Gerry McGrath

Profile
- Positions: Kicker • Punter

Personal information
- Born: June 14, 1959 (age 66) Montreal, Quebec, Canada
- Height: 5 ft 10 in (1.78 m)
- Weight: 195 lb (88 kg)

Career information
- CJFL: Verdun Maple Leafs

Career history

Playing
- 1980–1981: Montreal Alouettes
- 1982: Ottawa Rough Riders*
- 1983–1984: Montreal Concordes
- 1985–1986: Saskatchewan Roughriders
- * Offseason and/or practice squad member only

Coaching
- 1992–1999: Concordia Stingers (OC)
- 2000–2013: Concordia Stingers (HC)

= Gerry McGrath =

Gerry McGrath (born June 14, 1959) is a Canadian former professional football placekicker and punter and former head coach for Concordia University's football team, the Concordia Stingers.
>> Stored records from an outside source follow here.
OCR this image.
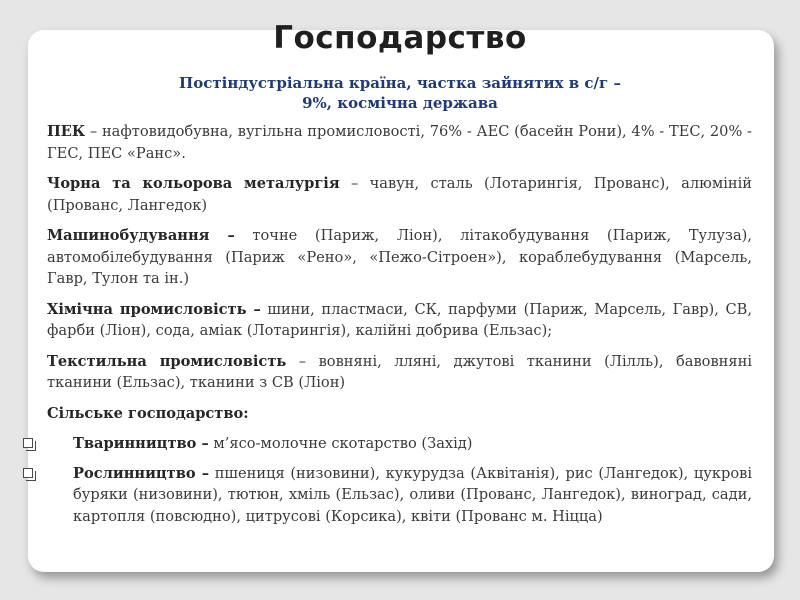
Господарство
Постіндустріальна країна, частка зайнятих в с/г –
9%, космічна держава

ПЕК – нафтовидобувна, вугільна промисловості, 76% - АЕС (басейн Рони), 4% - ТЕС, 20% - ГЕС, ПЕС «Ранс».

Чорна та кольорова металургія – чавун, сталь (Лотарингія, Прованс), алюміній (Прованс, Лангедок)

Машинобудування – точне (Париж, Ліон), літакобудування (Париж, Тулуза), автомобілебудування (Париж «Рено», «Пежо-Сітроен»), кораблебудування (Марсель, Гавр, Тулон та ін.)

Хімічна промисловість – шини, пластмаси, СК, парфуми (Париж, Марсель, Гавр), СВ, фарби (Ліон), сода, аміак (Лотарингія), калійні добрива (Ельзас);

Текстильна промисловість – вовняні, лляні, джутові тканини (Лілль), бавовняні тканини (Ельзас), тканини з СВ (Ліон)

Сільське господарство:
Тваринництво – м’ясо-молочне скотарство (Захід)
Рослинництво – пшениця (низовини), кукурудза (Аквітанія), рис (Лангедок), цукрові буряки (низовини), тютюн, хміль (Ельзас), оливи (Прованс, Лангедок), виноград, сади, картопля (повсюдно), цитрусові (Корсика), квіти (Прованс м. Ніцца)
McGrath became Concordia's head coach in 2000 after serving for eight years as the team's offensive coordinator. As a professional player, he played for six seasons for the Montreal Alouettes, Montreal Concordes, and Saskatchewan Roughriders of the Canadian Football League. He played junior football for the Verdun Maple Leafs of the Canadian Junior Football League.